Zach Perrine, Vice Chancellor for Student Affairs, provided a preliminary enrollment report for the spring 2021 semester. Headcount was reported at 985 students taking 10,244 student semester credit hours. Perrine said that students were taking fuller course loads, which was a positive indicator. UACCB conducted a campus pulse survey in the fall 2020 semester. Perrine said the college receives more than 100 student responses to the survey and that approximately 70% of students reported their preferred learning method was in-person classes. Shonk added that the college had seen no spike in students taking online courses as a result of the COVID-19 pandemic.
“Students taking fully online courses is consistent with our pre-COVID numbers,” Shonk said. “Around 70 percent of our students are taking in-person classes and 30 percent are attending through online courses.”
For the 2021 spring semester, class sizes for composition, literature, and basic skills classes were capped at 20 students maintaining social distance within regular classroom spaces.
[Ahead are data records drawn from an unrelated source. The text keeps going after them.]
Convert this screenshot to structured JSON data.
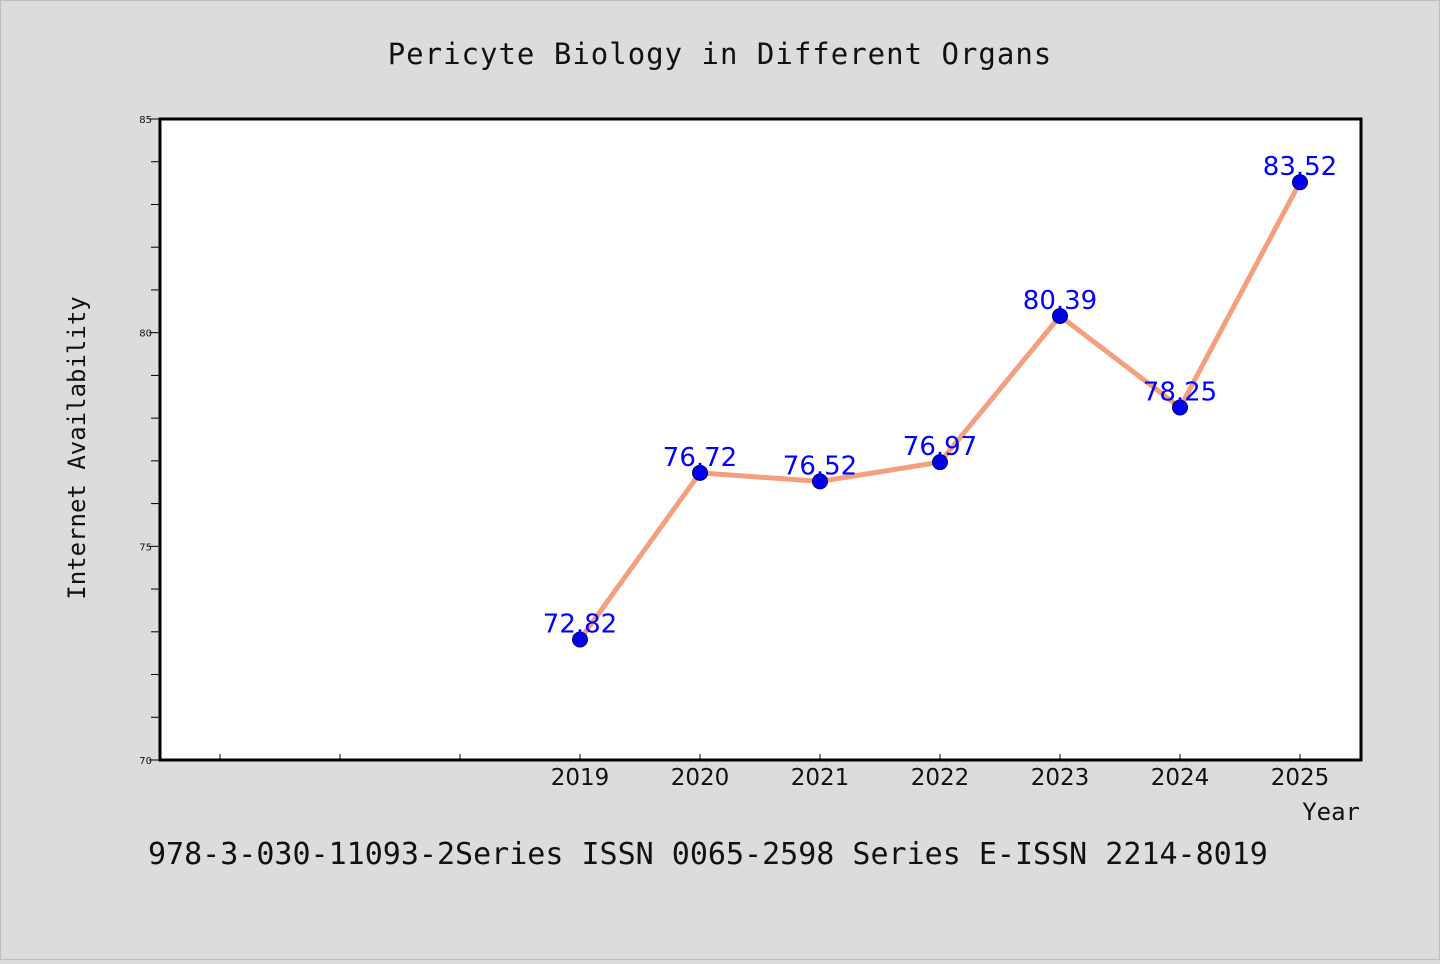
{
  "chart_data": {
    "type": "line",
    "title": "Pericyte Biology in Different Organs",
    "xlabel": "Year",
    "ylabel": "Internet Availability",
    "x": [
      "2019",
      "2020",
      "2021",
      "2022",
      "2023",
      "2024",
      "2025"
    ],
    "series": [
      {
        "values": [
          72.82,
          76.72,
          76.52,
          76.97,
          80.39,
          78.25,
          83.52
        ],
        "labels": [
          "72.82",
          "76.72",
          "76.52",
          "76.97",
          "80.39",
          "78.25",
          "83.52"
        ]
      }
    ],
    "ylim": [
      70,
      85
    ],
    "y_ticks": [
      "70",
      "75",
      "80",
      "85"
    ],
    "grid": false,
    "legend": "none",
    "footer": "978-3-030-11093-2Series ISSN 0065-2598 Series E-ISSN 2214-8019",
    "colors": {
      "line": "#f4a07f",
      "marker": "#0000ee",
      "marker_edge": "#000066",
      "data_label": "#0000ff",
      "background": "#dcdcdc",
      "plot_background": "#ffffff"
    }
  }
}
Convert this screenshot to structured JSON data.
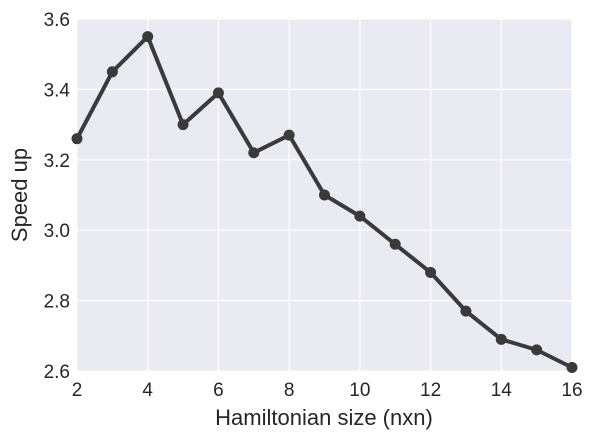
{
  "chart_data": {
    "type": "line",
    "title": "",
    "xlabel": "Hamiltonian size (nxn)",
    "ylabel": "Speed up",
    "xlim": [
      2,
      16
    ],
    "ylim": [
      2.6,
      3.6
    ],
    "xticks": [
      "2",
      "4",
      "6",
      "8",
      "10",
      "12",
      "14",
      "16"
    ],
    "yticks": [
      "2.6",
      "2.8",
      "3.0",
      "3.2",
      "3.4",
      "3.6"
    ],
    "grid": true,
    "series": [
      {
        "x": [
          2,
          3,
          4,
          5,
          6,
          7,
          8,
          9,
          10,
          11,
          12,
          13,
          14,
          15,
          16
        ],
        "y": [
          3.26,
          3.45,
          3.55,
          3.3,
          3.39,
          3.22,
          3.27,
          3.1,
          3.04,
          2.96,
          2.88,
          2.77,
          2.69,
          2.66,
          2.61
        ],
        "color": "#3a3a3a"
      }
    ],
    "background": "#eaeaf2"
  }
}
Five larger areas identified on campus are being utilized for classes larger than 20. These include the lecture hall in Independence Hall; two banquet halls and the auditorium in Independence Hall; the lecture hall in the Nursing and Allied Health building; and the combined classroom space in rooms 927/928 in the Nursing and Allied Health building traditionally used for the larger registered nursing classes.
Math, science, history, psychology, and philosophy lecture classes were moved into these larger spaces, Shonk said. Online class options will be maintained and online capacity will be increased as needed. Should it become necessary, Shonk said the institution would be able to quickly transition back to a hybrid or fully remote learning model.
In other business, the board of visitors:
• Heard a financial update from Walker. The college received approximately $148,000 more than projected in sales tax revenue last fiscal year. She added that trend seems to be continuing this year. Walker said the college would receive a distribution of federal Coronavirus Response and Relief Supplemental Appropriations (CRRSA) funding in addition to the more than $1 million in CARES Act funds already received. The college also received more than $107,000 for the purchase of personal protective equipment to provide to the campus community.
• Received an introduction to Valerie Bennett, the new Administrative Assistant to Academic Affairs. Bennett, a U.S. Navy veteran, joined the UACCB staff on Dec. 1, 2020.
• Voted to approve the meeting minutes from the Oct. 15, 2020 quarterly meeting.
Prior to adjourning, board member Ted Hall thanked Frazier, Tammy Smith and Dr. Deltha Sharp for their assistance with the Christmas Brings Hope project. The late Dr. Tamara Griffin, former Division Chair for Business, Technology, and Public Service, had been actively involved in the project. After a 12-year battle with cancer, Griffin passed away June 3, 2020. Hall thanked the group for continuing Griffin’s work with the project.